Türkiye’nin 1986’dan sonra uyguladığı düşük değerli döviz politikası tüm sağlıklı sektörleri bu arada turizmi de batırdı. Ama oyun ustaca yürüdüğü için sağlam paraya alışkın Kıbrıslının kafası zararını görmedi. Cahilliğinden döviz perdesine eleştiri yapmadan stabıl para birimi masalları ile oyalandı. Bunun en büyük zararını çeken sektörlerle ilgili olan yalnızca turizmcilerdi ama onlar dahi yurdumuzun bir parçası turizm cenneti, diğer parçası dünyanın en pahalı ülkelerinden birisi nasıl olur diye düşünüp anlayamadılar. Yeniçağ’ın uyarılarına ise kulak vermediler.
Tam tersine Türkiye ile ekonomik entegrasyon, daha önceki her alanda Anavatanla bütünleşme söylemlerinin yerini aldı ve CTP’ de buna karşı olmanın mümkün olmadığını ilan etti.
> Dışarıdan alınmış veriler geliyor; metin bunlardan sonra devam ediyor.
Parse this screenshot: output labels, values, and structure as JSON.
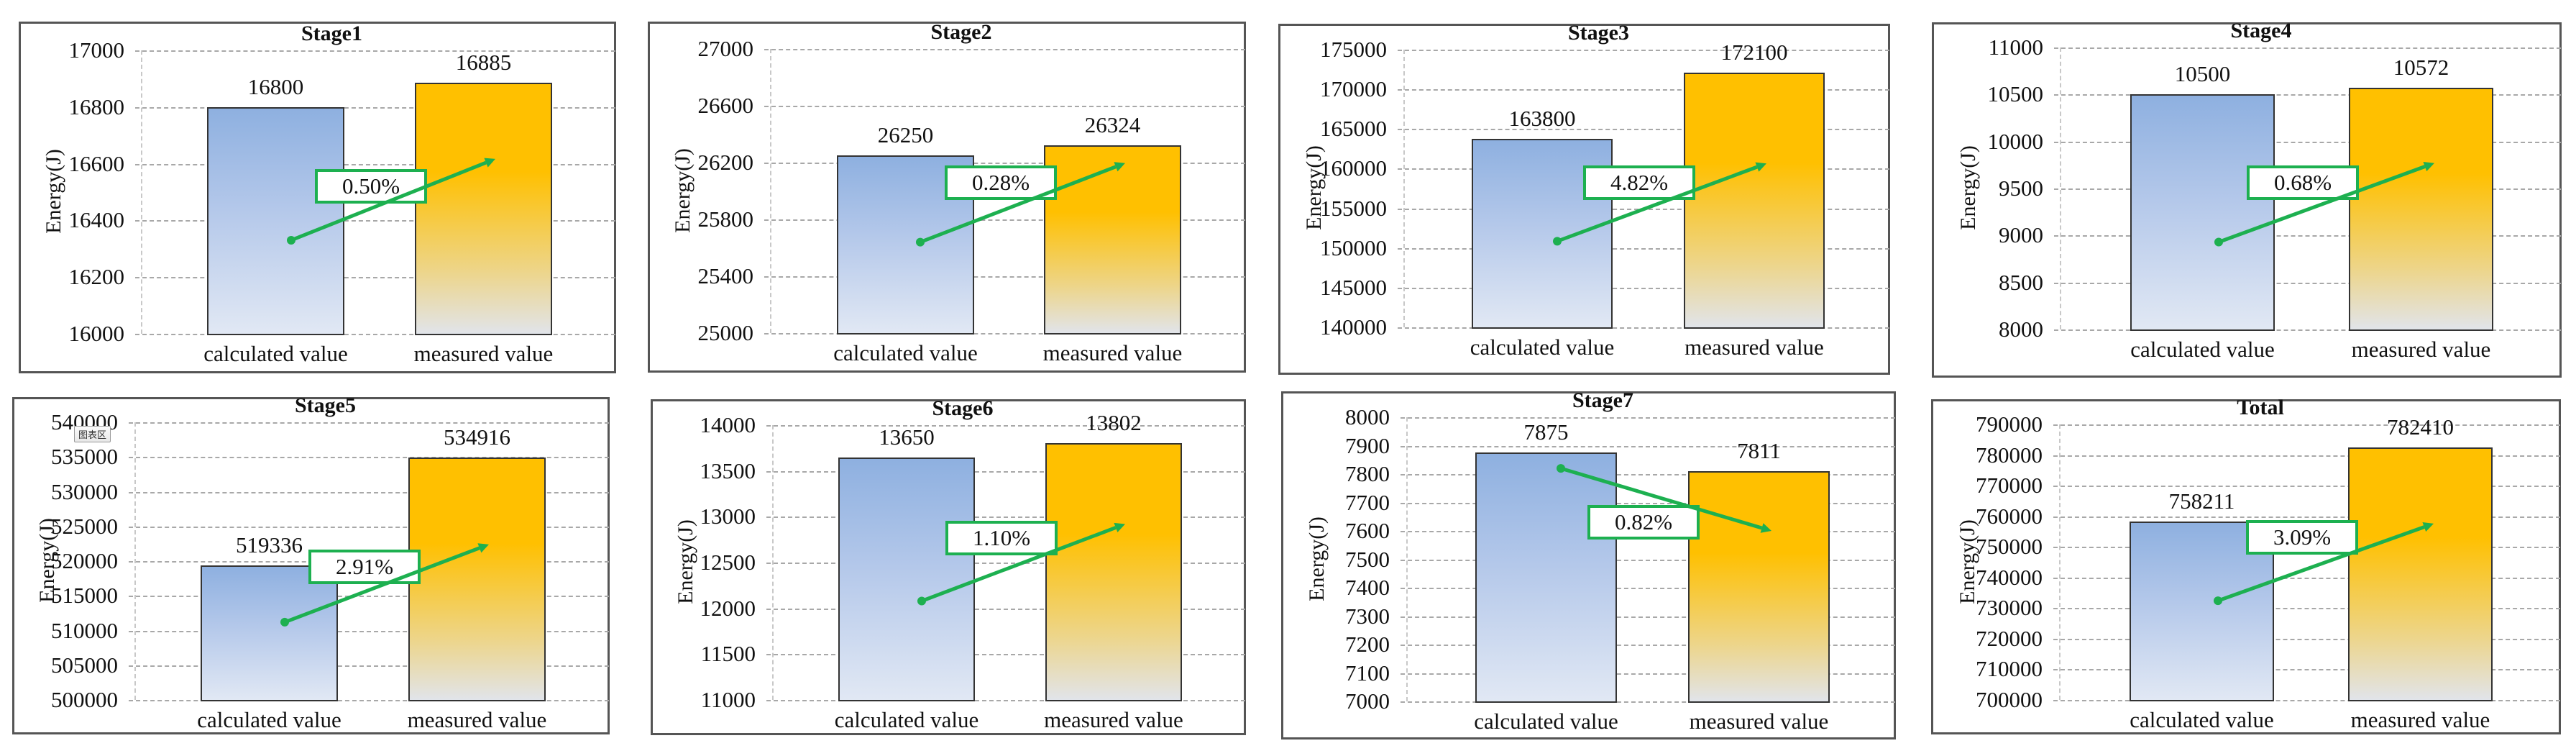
{
  "chart_data": [
    {
      "type": "bar",
      "title": "Stage1",
      "categories": [
        "calculated value",
        "measured value"
      ],
      "values": [
        16800,
        16885
      ],
      "xlabel": "",
      "ylabel": "Energy(J)",
      "ylim": [
        16000,
        17000
      ],
      "yticks": [
        16000,
        16200,
        16400,
        16600,
        16800,
        17000
      ],
      "annotation": "0.50%",
      "arrow": {
        "from_frac": 0.33,
        "to_frac": 0.617,
        "label_frac": 0.52
      },
      "grid": true,
      "legend": false
    },
    {
      "type": "bar",
      "title": "Stage2",
      "categories": [
        "calculated value",
        "measured value"
      ],
      "values": [
        26250,
        26324
      ],
      "xlabel": "",
      "ylabel": "Energy(J)",
      "ylim": [
        25000,
        27000
      ],
      "yticks": [
        25000,
        25400,
        25800,
        26200,
        26600,
        27000
      ],
      "annotation": "0.28%",
      "arrow": {
        "from_frac": 0.32,
        "to_frac": 0.598,
        "label_frac": 0.53
      },
      "grid": true,
      "legend": false
    },
    {
      "type": "bar",
      "title": "Stage3",
      "categories": [
        "calculated value",
        "measured value"
      ],
      "values": [
        163800,
        172100
      ],
      "xlabel": "",
      "ylabel": "Energy(J)",
      "ylim": [
        140000,
        175000
      ],
      "yticks": [
        140000,
        145000,
        150000,
        155000,
        160000,
        165000,
        170000,
        175000
      ],
      "annotation": "4.82%",
      "arrow": {
        "from_frac": 0.31,
        "to_frac": 0.59,
        "label_frac": 0.52
      },
      "grid": true,
      "legend": false
    },
    {
      "type": "bar",
      "title": "Stage4",
      "categories": [
        "calculated value",
        "measured value"
      ],
      "values": [
        10500,
        10572
      ],
      "xlabel": "",
      "ylabel": "Energy(J)",
      "ylim": [
        8000,
        11000
      ],
      "yticks": [
        8000,
        8500,
        9000,
        9500,
        10000,
        10500,
        11000
      ],
      "annotation": "0.68%",
      "arrow": {
        "from_frac": 0.31,
        "to_frac": 0.59,
        "label_frac": 0.52
      },
      "grid": true,
      "legend": false
    },
    {
      "type": "bar",
      "title": "Stage5",
      "categories": [
        "calculated value",
        "measured value"
      ],
      "values": [
        519336,
        534916
      ],
      "xlabel": "",
      "ylabel": "Energy(J)",
      "ylim": [
        500000,
        540000
      ],
      "yticks": [
        500000,
        505000,
        510000,
        515000,
        520000,
        525000,
        530000,
        535000,
        540000
      ],
      "annotation": "2.91%",
      "arrow": {
        "from_frac": 0.28,
        "to_frac": 0.56,
        "label_frac": 0.48
      },
      "tooltip": "图表区",
      "grid": true,
      "legend": false
    },
    {
      "type": "bar",
      "title": "Stage6",
      "categories": [
        "calculated value",
        "measured value"
      ],
      "values": [
        13650,
        13802
      ],
      "xlabel": "",
      "ylabel": "Energy(J)",
      "ylim": [
        11000,
        14000
      ],
      "yticks": [
        11000,
        11500,
        12000,
        12500,
        13000,
        13500,
        14000
      ],
      "annotation": "1.10%",
      "arrow": {
        "from_frac": 0.36,
        "to_frac": 0.64,
        "label_frac": 0.59
      },
      "grid": true,
      "legend": false
    },
    {
      "type": "bar",
      "title": "Stage7",
      "categories": [
        "calculated value",
        "measured value"
      ],
      "values": [
        7875,
        7811
      ],
      "xlabel": "",
      "ylabel": "Energy(J)",
      "ylim": [
        7000,
        8000
      ],
      "yticks": [
        7000,
        7100,
        7200,
        7300,
        7400,
        7500,
        7600,
        7700,
        7800,
        7900,
        8000
      ],
      "annotation": "0.82%",
      "arrow": {
        "from_frac": 0.82,
        "to_frac": 0.6,
        "label_frac": 0.63
      },
      "grid": true,
      "legend": false
    },
    {
      "type": "bar",
      "title": "Total",
      "categories": [
        "calculated value",
        "measured value"
      ],
      "values": [
        758211,
        782410
      ],
      "xlabel": "",
      "ylabel": "Energy(J)",
      "ylim": [
        700000,
        790000
      ],
      "yticks": [
        700000,
        710000,
        720000,
        730000,
        740000,
        750000,
        760000,
        770000,
        780000,
        790000
      ],
      "annotation": "3.09%",
      "arrow": {
        "from_frac": 0.36,
        "to_frac": 0.64,
        "label_frac": 0.59
      },
      "grid": true,
      "legend": false
    }
  ],
  "colors": {
    "calculated_top": "#8EB0E0",
    "calculated_bottom": "#E1E8F4",
    "measured_top": "#FFC000",
    "measured_bottom": "#E1E4EA",
    "arrow": "#1DB050",
    "label_border": "#1DB050",
    "frame": "#555555",
    "grid": "#A8A8A8"
  }
}
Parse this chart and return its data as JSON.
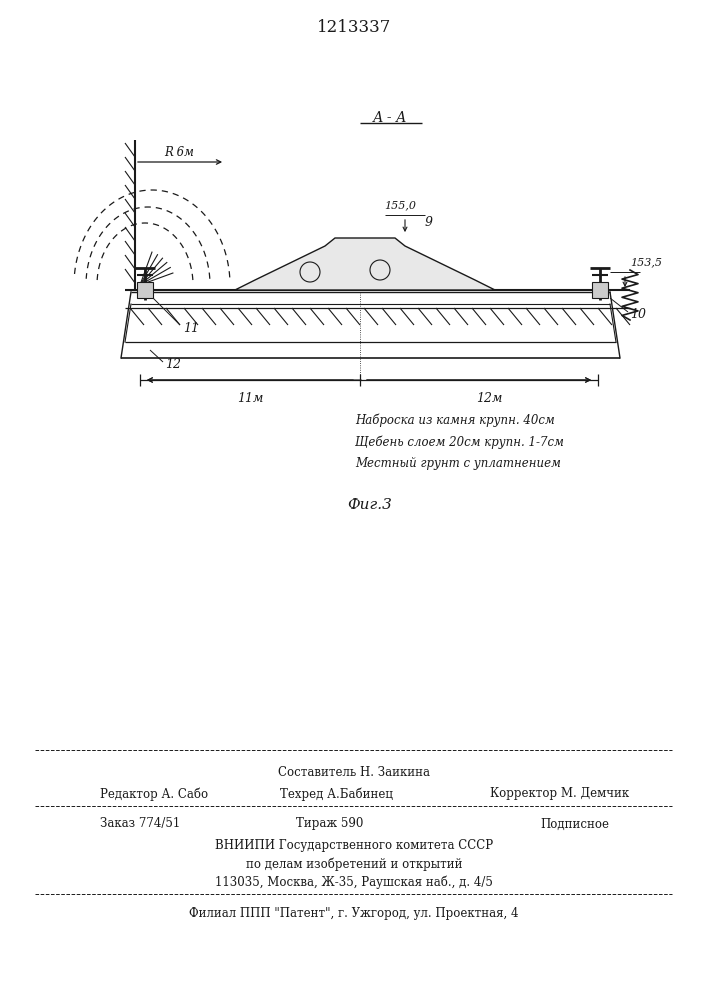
{
  "patent_number": "1213337",
  "section_label": "А - А",
  "fig_label": "Фиг.3",
  "r_label": "R 6м",
  "dim_155": "155,0",
  "dim_1535": "153,5",
  "dim_11m": "11м",
  "dim_12m": "12м",
  "label_9": "9",
  "label_10": "10",
  "label_11": "11",
  "label_12": "12",
  "annotation_line1": "Наброска из камня крупн. 40см",
  "annotation_line2": "Щебень слоем 20см крупн. 1-7см",
  "annotation_line3": "Местный грунт с уплатнением",
  "footer_line1": "Составитель Н. Заикина",
  "footer_line2_left": "Редактор А. Сабо",
  "footer_line2_mid": "Техред А.Бабинец",
  "footer_line2_right": "Корректор М. Демчик",
  "footer_line3_left": "Заказ 774/51",
  "footer_line3_mid": "Тираж 590",
  "footer_line3_right": "Подписное",
  "footer_line4": "ВНИИПИ Государственного комитета СССР",
  "footer_line5": "по делам изобретений и открытий",
  "footer_line6": "113035, Москва, Ж-35, Раушская наб., д. 4/5",
  "footer_line7": "Филиал ППП \"Патент\", г. Ужгород, ул. Проектная, 4",
  "line_color": "#1a1a1a",
  "font_color": "#1a1a1a"
}
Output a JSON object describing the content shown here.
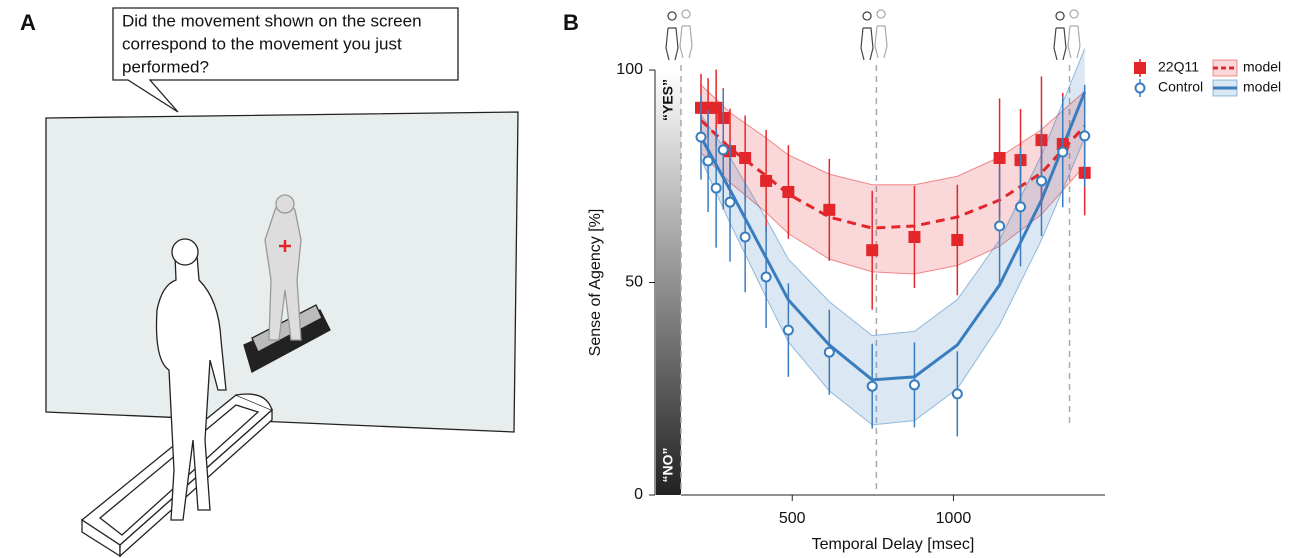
{
  "panel_labels": [
    "A",
    "B"
  ],
  "speech_bubble": [
    "Did the movement shown on the screen",
    "correspond to the movement you just",
    "performed?"
  ],
  "chart_data": {
    "type": "scatter",
    "xlabel": "Temporal Delay [msec]",
    "ylabel": "Sense of Agency [%]",
    "gradient_labels": [
      "“YES”",
      "“NO”"
    ],
    "xlim": [
      155,
      1470
    ],
    "xticks": [
      500,
      1000
    ],
    "ylim": [
      0,
      100
    ],
    "yticks": [
      0,
      50,
      100
    ],
    "vlines": [
      155,
      761,
      1360
    ],
    "series": [
      {
        "name": "22Q11",
        "color": "#e3262a",
        "marker": "square",
        "x": [
          217,
          239,
          264,
          286,
          307,
          354,
          419,
          488,
          615,
          748,
          879,
          1012,
          1143,
          1208,
          1273,
          1339,
          1407
        ],
        "values": [
          91.1,
          91.1,
          91.1,
          88.7,
          80.9,
          79.3,
          73.9,
          71.3,
          67.1,
          57.6,
          60.7,
          60.0,
          79.3,
          78.8,
          83.5,
          82.6,
          75.8
        ],
        "errors": [
          8,
          7,
          9,
          7,
          10,
          10,
          12,
          11,
          12,
          14,
          12,
          13,
          14,
          12,
          15,
          12,
          10
        ]
      },
      {
        "name": "Control",
        "color": "#3a7dbf",
        "marker": "circle",
        "x": [
          217,
          239,
          264,
          286,
          307,
          354,
          419,
          488,
          615,
          748,
          879,
          1012,
          1143,
          1208,
          1273,
          1339,
          1407
        ],
        "values": [
          84.2,
          78.6,
          72.2,
          81.2,
          68.9,
          60.7,
          51.3,
          38.8,
          33.6,
          25.6,
          25.9,
          23.8,
          63.3,
          67.8,
          73.9,
          80.7,
          84.5
        ],
        "errors": [
          10,
          12,
          14,
          14,
          14,
          13,
          12,
          11,
          10,
          10,
          10,
          10,
          14,
          14,
          13,
          13,
          12
        ]
      }
    ],
    "models": [
      {
        "name": "model",
        "color": "#e3262a",
        "style": "dashed",
        "x": [
          217,
          307,
          419,
          488,
          615,
          748,
          879,
          1012,
          1143,
          1273,
          1407
        ],
        "values": [
          88.2,
          81.6,
          75.1,
          70.8,
          65.4,
          62.8,
          63.3,
          65.4,
          69.4,
          75.8,
          86.8
        ],
        "lower": [
          80.5,
          73.5,
          66.5,
          61.5,
          55.5,
          52.5,
          52.0,
          54.0,
          58.5,
          66.0,
          77.5
        ],
        "upper": [
          96.5,
          90.0,
          84.0,
          80.0,
          75.5,
          73.0,
          73.0,
          75.0,
          79.5,
          86.0,
          95.0
        ]
      },
      {
        "name": "model",
        "color": "#3a7dbf",
        "style": "solid",
        "x": [
          217,
          307,
          419,
          488,
          615,
          748,
          879,
          1012,
          1143,
          1273,
          1407
        ],
        "values": [
          84.2,
          71.8,
          55.8,
          45.9,
          35.3,
          27.1,
          27.8,
          35.3,
          49.4,
          69.4,
          94.8
        ],
        "lower": [
          79.0,
          64.0,
          46.5,
          36.0,
          24.5,
          16.5,
          17.5,
          25.0,
          40.0,
          60.0,
          84.0
        ],
        "upper": [
          89.5,
          79.5,
          65.0,
          55.5,
          45.5,
          37.5,
          38.5,
          46.0,
          60.0,
          80.0,
          105.0
        ]
      }
    ]
  }
}
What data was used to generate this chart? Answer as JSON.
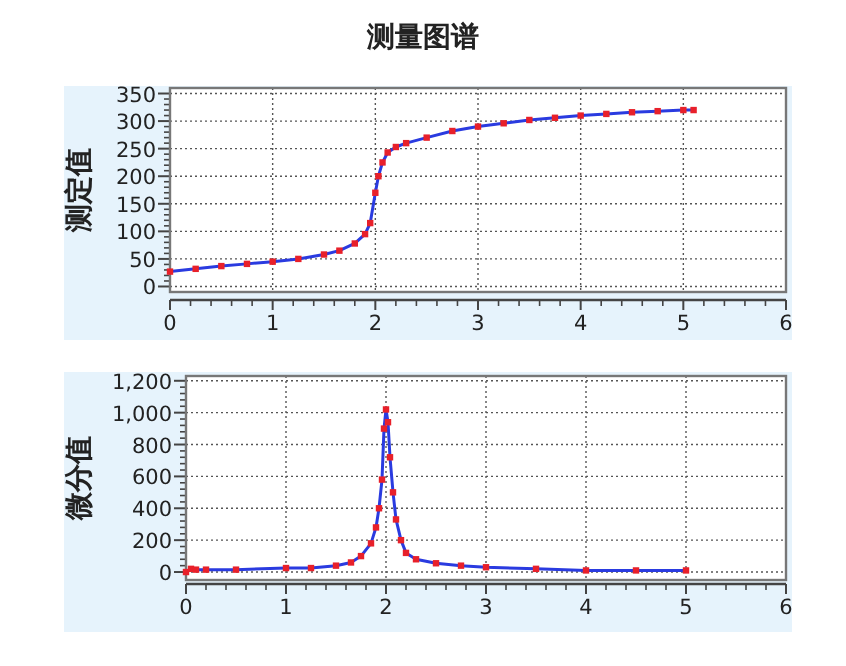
{
  "chart_data": [
    {
      "type": "line",
      "title": "测量图谱",
      "ylabel": "测定值",
      "xlim": [
        0,
        6
      ],
      "xticks": [
        0,
        1,
        2,
        3,
        4,
        5,
        6
      ],
      "ylim": [
        -10,
        360
      ],
      "yticks": [
        0,
        50,
        100,
        150,
        200,
        250,
        300,
        350
      ],
      "grid": true,
      "x": [
        0,
        0.25,
        0.5,
        0.75,
        1,
        1.25,
        1.5,
        1.65,
        1.8,
        1.9,
        1.95,
        2.0,
        2.03,
        2.07,
        2.12,
        2.2,
        2.3,
        2.5,
        2.75,
        3,
        3.25,
        3.5,
        3.75,
        4,
        4.25,
        4.5,
        4.75,
        5,
        5.1
      ],
      "series": [
        {
          "type": "line",
          "color": "#2a3be0",
          "line_style": "solid",
          "values": [
            27,
            32,
            37,
            41,
            45,
            50,
            58,
            65,
            78,
            95,
            115,
            170,
            200,
            225,
            243,
            253,
            260,
            270,
            282,
            290,
            296,
            302,
            306,
            310,
            313,
            316,
            318,
            320,
            320
          ]
        },
        {
          "type": "scatter",
          "color": "#e8202a",
          "marker": "square",
          "values": [
            27,
            32,
            37,
            41,
            45,
            50,
            58,
            65,
            78,
            95,
            115,
            170,
            200,
            225,
            243,
            253,
            260,
            270,
            282,
            290,
            296,
            302,
            306,
            310,
            313,
            316,
            318,
            320,
            320
          ]
        }
      ]
    },
    {
      "type": "line",
      "ylabel": "微分值",
      "xlim": [
        0,
        6
      ],
      "xticks": [
        0,
        1,
        2,
        3,
        4,
        5,
        6
      ],
      "ylim": [
        -50,
        1230
      ],
      "yticks": [
        0,
        200,
        400,
        600,
        800,
        {
          "value": 1000,
          "label": "1,000"
        },
        {
          "value": 1200,
          "label": "1,200"
        }
      ],
      "grid": true,
      "x": [
        0,
        0.05,
        0.1,
        0.2,
        0.5,
        1,
        1.25,
        1.5,
        1.65,
        1.75,
        1.85,
        1.9,
        1.93,
        1.96,
        1.98,
        2.0,
        2.02,
        2.04,
        2.07,
        2.1,
        2.15,
        2.2,
        2.3,
        2.5,
        2.75,
        3,
        3.5,
        4,
        4.5,
        5
      ],
      "series": [
        {
          "type": "line",
          "color": "#2a3be0",
          "line_style": "solid",
          "values": [
            0,
            20,
            15,
            15,
            15,
            25,
            25,
            40,
            60,
            100,
            180,
            280,
            400,
            580,
            900,
            1020,
            940,
            720,
            500,
            330,
            200,
            120,
            80,
            55,
            40,
            30,
            20,
            10,
            10,
            10
          ]
        },
        {
          "type": "scatter",
          "color": "#e8202a",
          "marker": "square",
          "values": [
            0,
            20,
            15,
            15,
            15,
            25,
            25,
            40,
            60,
            100,
            180,
            280,
            400,
            580,
            900,
            1020,
            940,
            720,
            500,
            330,
            200,
            120,
            80,
            55,
            40,
            30,
            20,
            10,
            10,
            10
          ]
        }
      ]
    }
  ]
}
Kıbrıs Türkünü mahveden entegrasyon yönündeki uygulamalara kısa vadeli şahsi çıkarlarla destek olanların kısa görüşlülükleri ile ekonomilerin dışa açılmasını bir ülke ile entegrasyon ile eş anlamlı görenlerin cahillikleri birleşti ve Kıbrıslı Türk diye bir şey yoktur diyen milliyetçilerle güç birliği yaptı.
Ekonominin başını çekenler kendi elleriyle kendi kuyularını da kazdılar. Büyükleri fırsat bulunca Türkiye’ye işlerini aktardılar, bulamayanlar yabancılara sattılar.
Rum acenteliklerimizi alacak diye saçmalayanların acenteliklerini Türkiye acenteleri aldı, onlara da bölge temsilciliği kaldı. Uçağa binmekten bıkmayanlar önemli alımlarını Türkiye’den yapmaya başladıysa da eşraf entegrasyon tamamlanınca göç eden evlatlarının ve dağılan ailesinin acısından başka elinde bir şey kalmayacağını hala anlamadı.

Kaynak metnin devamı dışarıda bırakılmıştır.